Она расстегивает свою летнюю куртку, распахивает кофточку, и грудь полностью обнажается.

– Разве это не красиво?!

У меня нет возражений.

– Ну да, – мямлю я – Только я как-то сегодня не настроен…

– На что?! – хохочет Танька.

Не дождавшись моего ответа, она приближается лицом к моему уху, и я чувствую легкий запах алкоголя.

– Художник должен быть настроен на творчество всегда. Это его секс.

– Я импотент,– в отчаянии обороняюсь я.

– Излечим! – решает Танька, сбрасывает куртку и выставляет на стол бутылку коньяка.

Не дожидаясь моего участия, сама приносит из кухни стакан.

– Выпей, художник! И у тебя сразу все поднимется.

Она сует мне стакан с алкоголем, и я сдаю позиции.

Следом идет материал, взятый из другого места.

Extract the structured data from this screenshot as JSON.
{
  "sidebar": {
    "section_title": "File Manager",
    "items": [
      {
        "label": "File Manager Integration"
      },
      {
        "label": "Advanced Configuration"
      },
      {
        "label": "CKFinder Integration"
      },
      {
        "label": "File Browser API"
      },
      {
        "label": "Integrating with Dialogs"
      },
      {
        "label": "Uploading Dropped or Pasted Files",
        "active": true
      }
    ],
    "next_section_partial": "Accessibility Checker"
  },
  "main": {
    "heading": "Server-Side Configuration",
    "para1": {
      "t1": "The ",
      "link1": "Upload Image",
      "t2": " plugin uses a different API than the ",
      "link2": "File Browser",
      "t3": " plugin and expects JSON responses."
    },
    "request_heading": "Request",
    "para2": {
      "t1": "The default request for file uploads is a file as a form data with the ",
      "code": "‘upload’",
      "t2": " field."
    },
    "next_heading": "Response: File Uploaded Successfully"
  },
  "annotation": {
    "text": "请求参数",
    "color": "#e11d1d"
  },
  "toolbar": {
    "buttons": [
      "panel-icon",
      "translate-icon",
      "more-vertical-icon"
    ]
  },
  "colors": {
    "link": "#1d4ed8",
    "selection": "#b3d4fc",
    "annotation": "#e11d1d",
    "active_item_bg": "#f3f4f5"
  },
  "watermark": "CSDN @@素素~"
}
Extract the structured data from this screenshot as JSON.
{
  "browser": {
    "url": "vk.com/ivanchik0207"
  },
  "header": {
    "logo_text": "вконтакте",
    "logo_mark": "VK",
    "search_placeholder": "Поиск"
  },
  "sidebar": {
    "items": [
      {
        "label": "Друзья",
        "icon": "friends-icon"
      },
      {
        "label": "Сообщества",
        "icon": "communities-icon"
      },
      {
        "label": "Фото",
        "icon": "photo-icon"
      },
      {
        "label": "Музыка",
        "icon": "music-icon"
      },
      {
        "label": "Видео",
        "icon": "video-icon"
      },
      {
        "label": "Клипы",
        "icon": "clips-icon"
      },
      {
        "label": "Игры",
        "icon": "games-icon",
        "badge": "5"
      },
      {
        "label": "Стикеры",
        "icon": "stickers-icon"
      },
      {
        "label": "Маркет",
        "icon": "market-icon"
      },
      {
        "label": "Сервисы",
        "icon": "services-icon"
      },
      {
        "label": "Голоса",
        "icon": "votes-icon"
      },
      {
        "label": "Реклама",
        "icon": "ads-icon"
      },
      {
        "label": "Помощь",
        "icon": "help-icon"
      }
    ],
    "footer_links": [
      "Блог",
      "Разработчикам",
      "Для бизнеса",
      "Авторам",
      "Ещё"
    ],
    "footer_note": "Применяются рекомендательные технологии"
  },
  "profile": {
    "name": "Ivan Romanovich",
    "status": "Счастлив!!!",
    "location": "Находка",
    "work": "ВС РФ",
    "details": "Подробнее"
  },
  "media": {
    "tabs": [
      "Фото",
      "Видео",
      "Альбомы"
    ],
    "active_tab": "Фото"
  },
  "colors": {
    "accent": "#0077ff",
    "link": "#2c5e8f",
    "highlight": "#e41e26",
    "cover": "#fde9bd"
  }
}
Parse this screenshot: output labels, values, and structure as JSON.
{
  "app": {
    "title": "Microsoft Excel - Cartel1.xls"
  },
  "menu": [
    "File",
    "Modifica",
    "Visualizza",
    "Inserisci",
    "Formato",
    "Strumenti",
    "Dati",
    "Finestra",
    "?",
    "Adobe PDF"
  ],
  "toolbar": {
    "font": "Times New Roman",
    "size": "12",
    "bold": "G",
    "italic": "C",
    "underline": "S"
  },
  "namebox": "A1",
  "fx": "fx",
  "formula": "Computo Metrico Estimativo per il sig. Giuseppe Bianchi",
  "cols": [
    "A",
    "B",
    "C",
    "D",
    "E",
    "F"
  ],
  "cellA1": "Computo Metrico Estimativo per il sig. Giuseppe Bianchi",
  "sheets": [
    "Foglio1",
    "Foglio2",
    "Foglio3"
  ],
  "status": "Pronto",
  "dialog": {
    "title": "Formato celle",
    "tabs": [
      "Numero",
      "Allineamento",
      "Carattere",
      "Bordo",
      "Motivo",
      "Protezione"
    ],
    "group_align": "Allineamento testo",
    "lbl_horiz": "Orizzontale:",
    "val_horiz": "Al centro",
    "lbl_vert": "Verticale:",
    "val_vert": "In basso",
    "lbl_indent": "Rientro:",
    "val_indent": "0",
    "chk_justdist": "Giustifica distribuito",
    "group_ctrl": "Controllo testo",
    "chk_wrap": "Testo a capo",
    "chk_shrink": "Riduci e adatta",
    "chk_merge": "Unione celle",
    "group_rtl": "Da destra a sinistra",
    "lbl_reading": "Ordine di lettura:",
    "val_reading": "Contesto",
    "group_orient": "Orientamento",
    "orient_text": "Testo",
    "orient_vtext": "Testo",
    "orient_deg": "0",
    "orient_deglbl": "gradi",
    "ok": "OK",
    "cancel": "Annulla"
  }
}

У меня какая-то апатия и берусь я за дело без энтузиазма. Позирует она недолго – то ей приходит в голову посмотреть, как у меня получается, то отправляется в туалет, то в ванную и продолжает лазать по квартире. Хотя я раньше ей никогда этого не позволял, но полученный гонорар коньяком и опьянение вносят свои коррективы. Я уже не обращаю на нее внимания и дорисовываю картинку по памяти. Закончив поднимаю голову, и меня парализует. Пока не понимаю отчего. Она стоит передо мной в пестром желтокоричневом халатике из тонкой льняной ткани, надетом прямо на обнаженное тело. Ткань облегает ее фигуру так, словно халатик скроен по ней. Напуганный до смерти я спрашиваю, где она его нашла, хотя уже догадываюсь где. На том самом кладбище, за фанерной дверью, которое я сам обхожу седьмой верстой. Иногда у меня возникает желание плеснуть на нее бензина и чиркнуть спичкой …

– Как ты открыла замок!? – трясет меня.

– Он был открыт. Я только потянула…

Уже не пытаюсь выяснить, какого черта она себе позволяет. Сидром вседозволенности возникает у натурщиц, которые взгляды художника принимают за взгляды мужчины.

Я шагаю к ней, уронив свой недописанный шедевр. Наверное, у меня страшное лицо, потому что она смотрит на меня испуганными глазами и поворачивается, чтобы бежать. Я успеваю схватить ее, она замирает, уже никуда не рвется и как будто даже подается ко мне. У меня съезжает крыша окончательно, и я валю ее на постель навзничь , заворачивая подол халата…


Провожая ее, я плету, что решил бросить это занятие, что у меня уже плохо со здоровьем … Лучше займусь чем-нибудь другим.

В принципе я недалек от истины, но, похоже, она не верит моим бредням, потому что неожиданно предлагает мне любую другую позу, какую бы я хотел. Выставляя ее на площадку, я понимаю, что другой дуры мне будет не найти и придется сменить профиль.